Optimal Congestion Pricing with Day-to-Day Evolutionary Flow Dynamics: A Mean–Variance Optimization Approach

Abstract

This paper investigates the optimal congestion pricing problem that considers day-to-day evolutionary flow dynamics. Under the circumstance that traffic flows evolve from day to day and the system might be in a non-equilibrium state during a certain period of days after implementing (or adjusting) a congestion toll scheme, it is questionable to use an equilibrium-based index under steady state as the objective to measure the performance of a congestion toll scheme. To this end, this paper proposes a mean–variance-based congestion pricing scheme, which is a robust optimization model, to consider the evolution process of traffic flow dynamics in the optimal toll design problem. More specifically, in the mean–variance-based toll scheme, travelers aim to minimize the variance of expected total travel costs (ETTCs) on different days to reduce risk in daily travels, while the average ETTC over the whole planning period is restricted to being no larger than a predetermined target value set by the authorities.

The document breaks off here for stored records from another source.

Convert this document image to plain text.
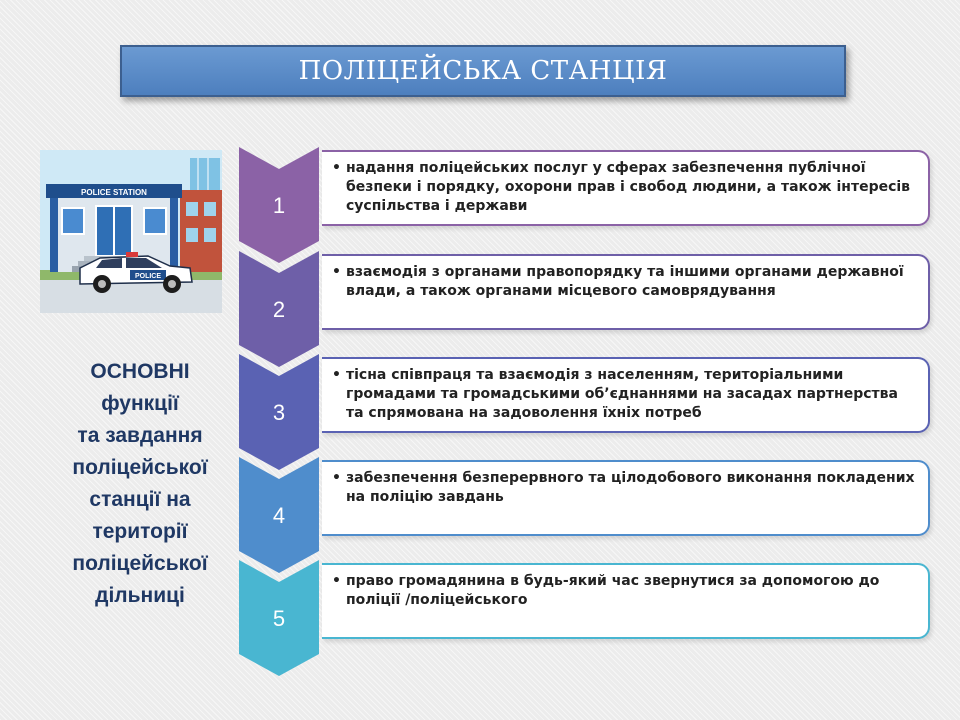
ПОЛІЦЕЙСЬКА СТАНЦІЯ
POLICE STATION
POLICE
ОСНОВНІ
функції
та завдання
поліцейської
станції на
території
поліцейської
дільниці
1
• надання поліцейських послуг у сферах забезпечення публічної безпеки і порядку, охорони прав і свобод людини, а також інтересів суспільства і держави
2
• взаємодія з органами правопорядку та іншими органами державної влади, а також органами місцевого самоврядування
3
• тісна співпраця та взаємодія з населенням, територіальними громадами та громадськими об’єднаннями на засадах партнерства та спрямована на задоволення їхніх потреб
4
• забезпечення безперервного та цілодобового виконання покладених на поліцію завдань
5
• право громадянина в будь-який час звернутися за допомогою до поліції /поліцейського
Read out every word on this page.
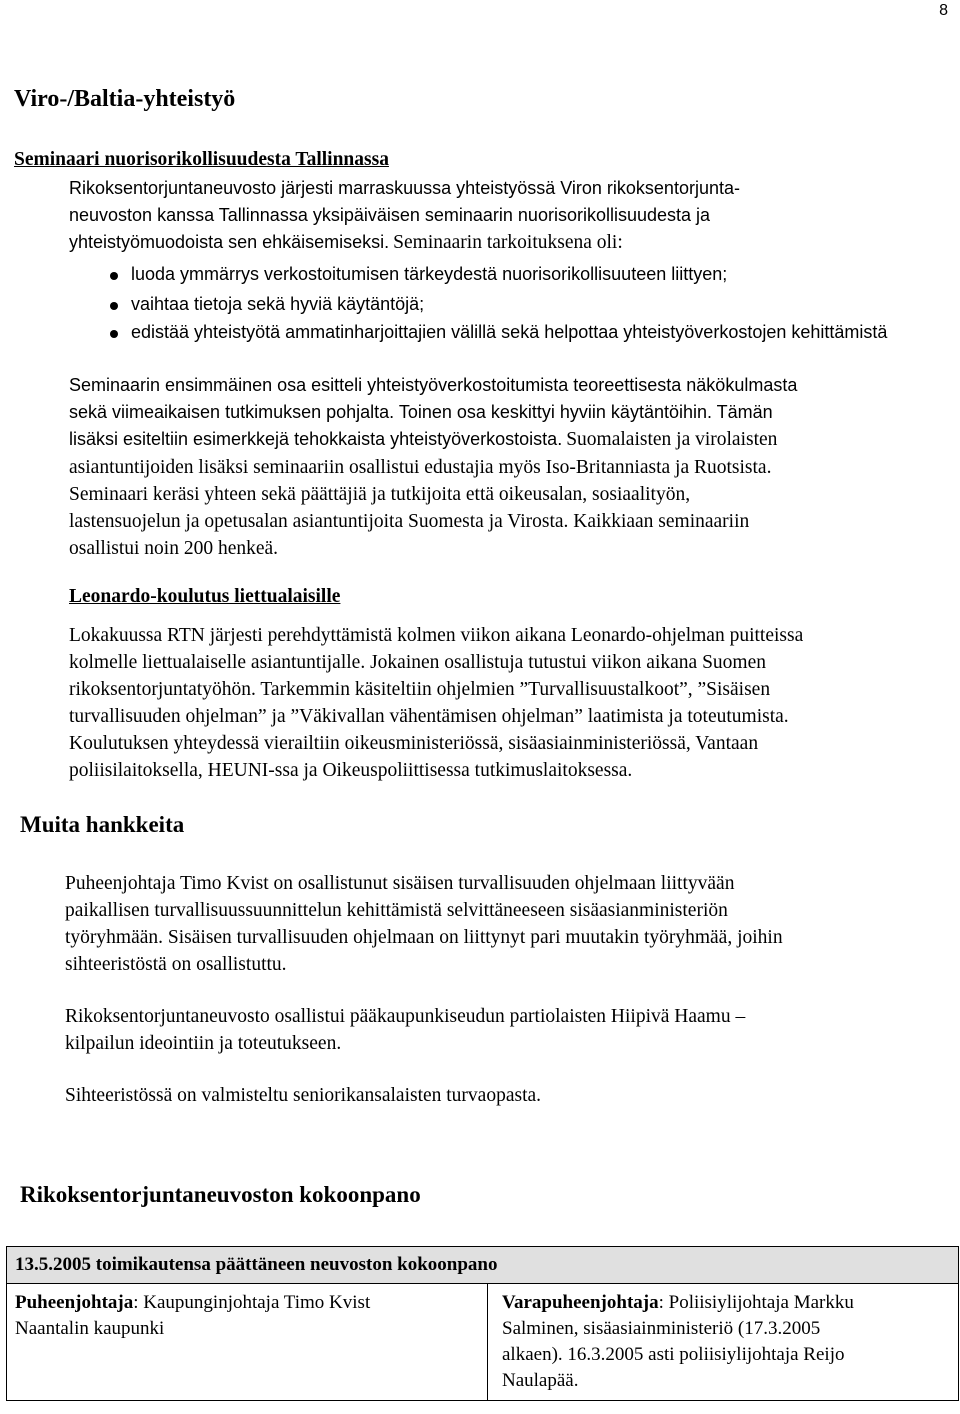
8
Viro-/Baltia-yhteistyö
Seminaari nuorisorikollisuudesta Tallinnassa
Rikoksentorjuntaneuvosto järjesti marraskuussa yhteistyössä Viron rikoksentorjunta-
neuvoston kanssa Tallinnassa yksipäiväisen seminaarin nuorisorikollisuudesta ja
yhteistyömuodoista sen ehkäisemiseksi. Seminaarin tarkoituksena oli:
luoda ymmärrys verkostoitumisen tärkeydestä nuorisorikollisuuteen liittyen;
vaihtaa tietoja sekä hyviä käytäntöjä;
edistää yhteistyötä ammatinharjoittajien välillä sekä helpottaa yhteistyöverkostojen kehittämistä
Seminaarin ensimmäinen osa esitteli yhteistyöverkostoitumista teoreettisesta näkökulmasta
sekä viimeaikaisen tutkimuksen pohjalta. Toinen osa keskittyi hyviin käytäntöihin. Tämän
lisäksi esiteltiin esimerkkejä tehokkaista yhteistyöverkostoista. Suomalaisten ja virolaisten
asiantuntijoiden lisäksi seminaariin osallistui edustajia myös Iso-Britanniasta ja Ruotsista.
Seminaari keräsi yhteen sekä päättäjiä ja tutkijoita että oikeusalan, sosiaalityön,
lastensuojelun ja opetusalan asiantuntijoita Suomesta ja Virosta. Kaikkiaan seminaariin
osallistui noin 200 henkeä.
Leonardo-koulutus liettualaisille
Lokakuussa RTN järjesti perehdyttämistä kolmen viikon aikana Leonardo-ohjelman puitteissa
kolmelle liettualaiselle asiantuntijalle. Jokainen osallistuja tutustui viikon aikana Suomen
rikoksentorjuntatyöhön. Tarkemmin käsiteltiin ohjelmien ”Turvallisuustalkoot”, ”Sisäisen
turvallisuuden ohjelman” ja ”Väkivallan vähentämisen ohjelman” laatimista ja toteutumista.
Koulutuksen yhteydessä vierailtiin oikeusministeriössä, sisäasiainministeriössä, Vantaan
poliisilaitoksella, HEUNI-ssa ja Oikeuspoliittisessa tutkimuslaitoksessa.
Muita hankkeita
Puheenjohtaja Timo Kvist on osallistunut sisäisen turvallisuuden ohjelmaan liittyvään
paikallisen turvallisuussuunnittelun kehittämistä selvittäneeseen sisäasianministeriön
työryhmään. Sisäisen turvallisuuden ohjelmaan on liittynyt pari muutakin työryhmää, joihin
sihteeristöstä on osallistuttu.
Rikoksentorjuntaneuvosto osallistui pääkaupunkiseudun partiolaisten Hiipivä Haamu –
kilpailun ideointiin ja toteutukseen.
Sihteeristössä on valmisteltu seniorikansalaisten turvaopasta.
Rikoksentorjuntaneuvoston kokoonpano
13.5.2005 toimikautensa päättäneen neuvoston kokoonpano

Puheenjohtaja: Kaupunginjohtaja Timo Kvist
Naantalin kaupunki

Varapuheenjohtaja: Poliisiylijohtaja Markku
Salminen, sisäasiainministeriö (17.3.2005
alkaen). 16.3.2005 asti poliisiylijohtaja Reijo
Naulapää.
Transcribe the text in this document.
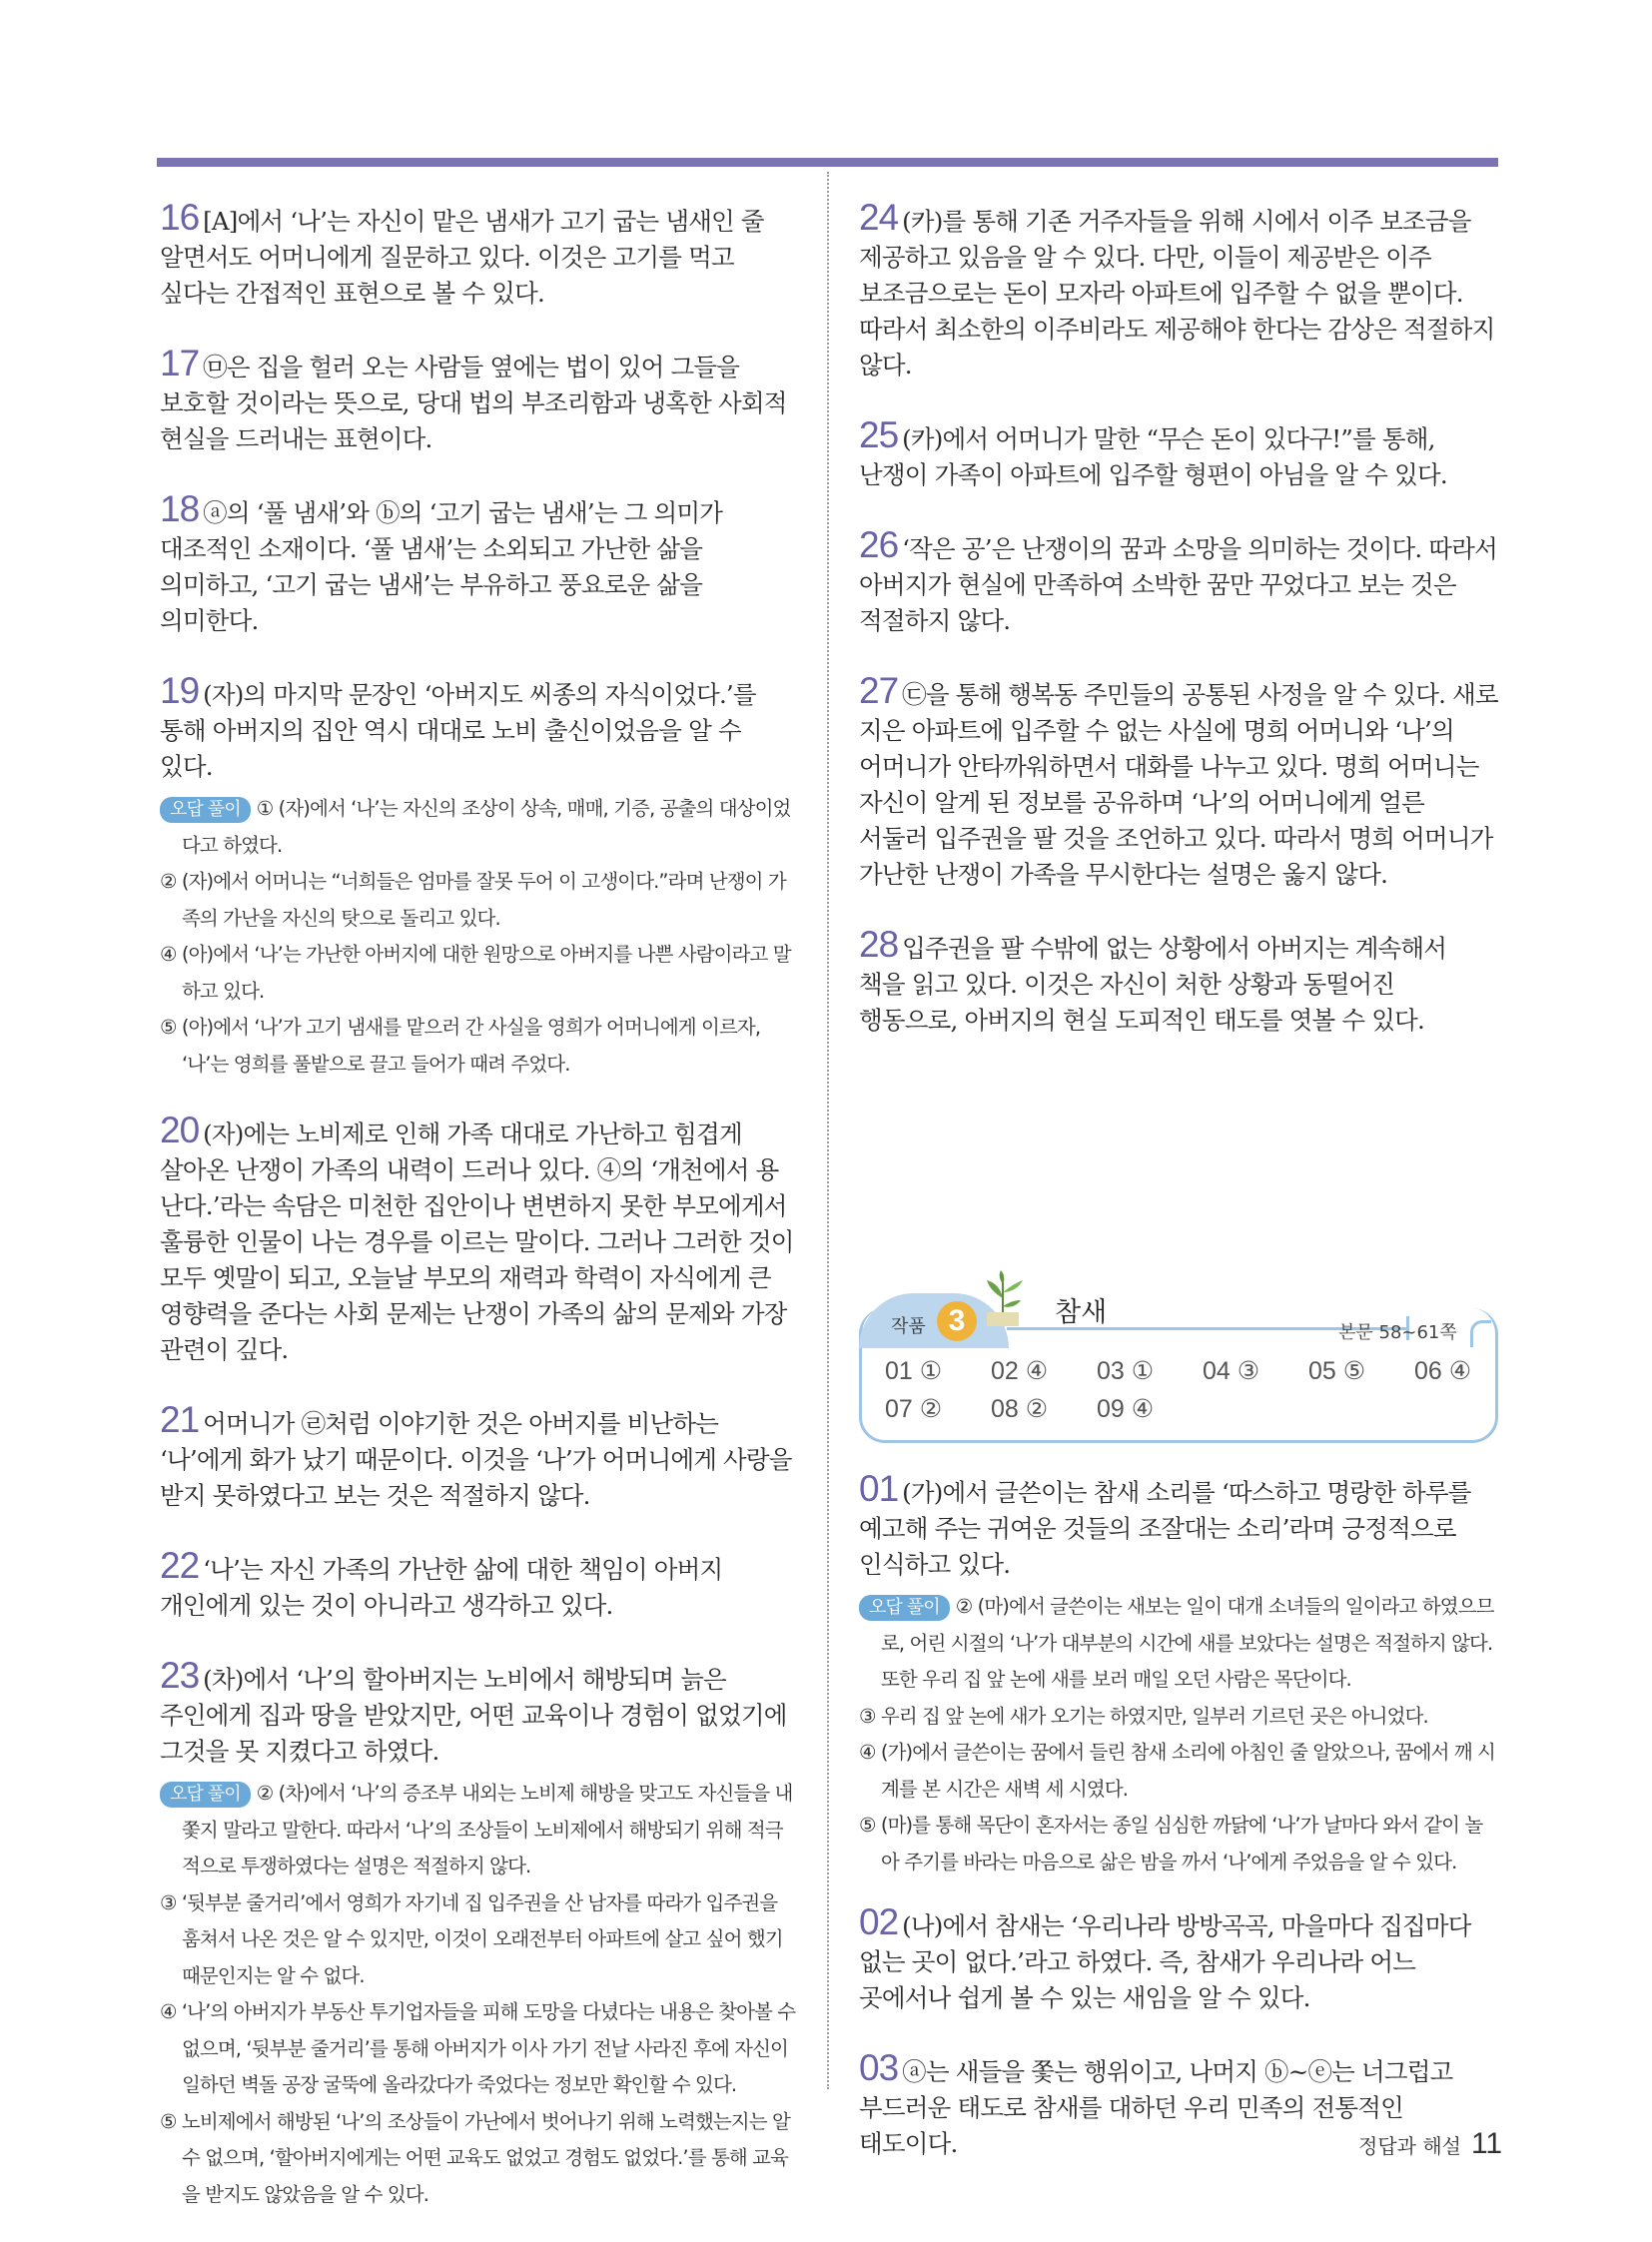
16 [A]에서 ‘나’는 자신이 맡은 냄새가 고기 굽는 냄새인 줄 알면서도 어머니에게 질문하고 있다. 이것은 고기를 먹고 싶다는 간접적인 표현으로 볼 수 있다.
17 ㉤은 집을 헐러 오는 사람들 옆에는 법이 있어 그들을 보호할 것이라는 뜻으로, 당대 법의 부조리함과 냉혹한 사회적 현실을 드러내는 표현이다.
18 ⓐ의 ‘풀 냄새’와 ⓑ의 ‘고기 굽는 냄새’는 그 의미가 대조적인 소재이다. ‘풀 냄새’는 소외되고 가난한 삶을 의미하고, ‘고기 굽는 냄새’는 부유하고 풍요로운 삶을 의미한다.
19 (자)의 마지막 문장인 ‘아버지도 씨종의 자식이었다.’를 통해 아버지의 집안 역시 대대로 노비 출신이었음을 알 수 있다.

오답 풀이 ① (자)에서 ‘나’는 자신의 조상이 상속, 매매, 기증, 공출의 대상이었다고 하였다.

② (자)에서 어머니는 “너희들은 엄마를 잘못 두어 이 고생이다.”라며 난쟁이 가족의 가난을 자신의 탓으로 돌리고 있다.

④ (아)에서 ‘나’는 가난한 아버지에 대한 원망으로 아버지를 나쁜 사람이라고 말하고 있다.

⑤ (아)에서 ‘나’가 고기 냄새를 맡으러 간 사실을 영희가 어머니에게 이르자, ‘나’는 영희를 풀밭으로 끌고 들어가 때려 주었다.

20 (자)에는 노비제로 인해 가족 대대로 가난하고 힘겹게 살아온 난쟁이 가족의 내력이 드러나 있다. ④의 ‘개천에서 용 난다.’라는 속담은 미천한 집안이나 변변하지 못한 부모에게서 훌륭한 인물이 나는 경우를 이르는 말이다. 그러나 그러한 것이 모두 옛말이 되고, 오늘날 부모의 재력과 학력이 자식에게 큰 영향력을 준다는 사회 문제는 난쟁이 가족의 삶의 문제와 가장 관련이 깊다.
21 어머니가 ㉣처럼 이야기한 것은 아버지를 비난하는 ‘나’에게 화가 났기 때문이다. 이것을 ‘나’가 어머니에게 사랑을 받지 못하였다고 보는 것은 적절하지 않다.
22 ‘나’는 자신 가족의 가난한 삶에 대한 책임이 아버지 개인에게 있는 것이 아니라고 생각하고 있다.
23 (차)에서 ‘나’의 할아버지는 노비에서 해방되며 늙은 주인에게 집과 땅을 받았지만, 어떤 교육이나 경험이 없었기에 그것을 못 지켰다고 하였다.

오답 풀이 ② (차)에서 ‘나’의 증조부 내외는 노비제 해방을 맞고도 자신들을 내쫓지 말라고 말한다. 따라서 ‘나’의 조상들이 노비제에서 해방되기 위해 적극적으로 투쟁하였다는 설명은 적절하지 않다.

③ ‘뒷부분 줄거리’에서 영희가 자기네 집 입주권을 산 남자를 따라가 입주권을 훔쳐서 나온 것은 알 수 있지만, 이것이 오래전부터 아파트에 살고 싶어 했기 때문인지는 알 수 없다.

④ ‘나’의 아버지가 부동산 투기업자들을 피해 도망을 다녔다는 내용은 찾아볼 수 없으며, ‘뒷부분 줄거리’를 통해 아버지가 이사 가기 전날 사라진 후에 자신이 일하던 벽돌 공장 굴뚝에 올라갔다가 죽었다는 정보만 확인할 수 있다.

⑤ 노비제에서 해방된 ‘나’의 조상들이 가난에서 벗어나기 위해 노력했는지는 알 수 없으며, ‘할아버지에게는 어떤 교육도 없었고 경험도 없었다.’를 통해 교육을 받지도 않았음을 알 수 있다.

24 (카)를 통해 기존 거주자들을 위해 시에서 이주 보조금을 제공하고 있음을 알 수 있다. 다만, 이들이 제공받은 이주 보조금으로는 돈이 모자라 아파트에 입주할 수 없을 뿐이다. 따라서 최소한의 이주비라도 제공해야 한다는 감상은 적절하지 않다.
25 (카)에서 어머니가 말한 “무슨 돈이 있다구!”를 통해, 난쟁이 가족이 아파트에 입주할 형편이 아님을 알 수 있다.
26 ‘작은 공’은 난쟁이의 꿈과 소망을 의미하는 것이다. 따라서 아버지가 현실에 만족하여 소박한 꿈만 꾸었다고 보는 것은 적절하지 않다.
27 ㉢을 통해 행복동 주민들의 공통된 사정을 알 수 있다. 새로 지은 아파트에 입주할 수 없는 사실에 명희 어머니와 ‘나’의 어머니가 안타까워하면서 대화를 나누고 있다. 명희 어머니는 자신이 알게 된 정보를 공유하며 ‘나’의 어머니에게 얼른 서둘러 입주권을 팔 것을 조언하고 있다. 따라서 명희 어머니가 가난한 난쟁이 가족을 무시한다는 설명은 옳지 않다.
28 입주권을 팔 수밖에 없는 상황에서 아버지는 계속해서 책을 읽고 있다. 이것은 자신이 처한 상황과 동떨어진 행동으로, 아버지의 현실 도피적인 태도를 엿볼 수 있다.
작품 3	참새
본문 58~61쪽
01 ① 02 ④ 03 ① 04 ③ 05 ⑤ 06 ④
07 ② 08 ② 09 ④
01 (가)에서 글쓴이는 참새 소리를 ‘따스하고 명랑한 하루를 예고해 주는 귀여운 것들의 조잘대는 소리’라며 긍정적으로 인식하고 있다.

오답 풀이 ② (마)에서 글쓴이는 새보는 일이 대개 소녀들의 일이라고 하였으므로, 어린 시절의 ‘나’가 대부분의 시간에 새를 보았다는 설명은 적절하지 않다. 또한 우리 집 앞 논에 새를 보러 매일 오던 사람은 목단이다.

③ 우리 집 앞 논에 새가 오기는 하였지만, 일부러 기르던 곳은 아니었다.

④ (가)에서 글쓴이는 꿈에서 들린 참새 소리에 아침인 줄 알았으나, 꿈에서 깨 시계를 본 시간은 새벽 세 시였다.

⑤ (마)를 통해 목단이 혼자서는 종일 심심한 까닭에 ‘나’가 날마다 와서 같이 놀아 주기를 바라는 마음으로 삶은 밤을 까서 ‘나’에게 주었음을 알 수 있다.

02 (나)에서 참새는 ‘우리나라 방방곡곡, 마을마다 집집마다 없는 곳이 없다.’라고 하였다. 즉, 참새가 우리나라 어느 곳에서나 쉽게 볼 수 있는 새임을 알 수 있다.
03 ⓐ는 새들을 쫓는 행위이고, 나머지 ⓑ~ⓔ는 너그럽고 부드러운 태도로 참새를 대하던 우리 민족의 전통적인 태도이다.	정답과 해설 11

A metaheuristic approach based on the whale optimization algorithm is designed to solve the proposed mean–variance-based day-to-day dynamic congestion pricing problem. Finally, a numerical experiment is conducted to validate the effectiveness of the proposed model and solution algorithm. Results show that the used 9-node network can reach a steady state within 18 days after implementing the mean–variance-based congestion pricing, and the optimal toll scheme can be also obtained with this toll strategy.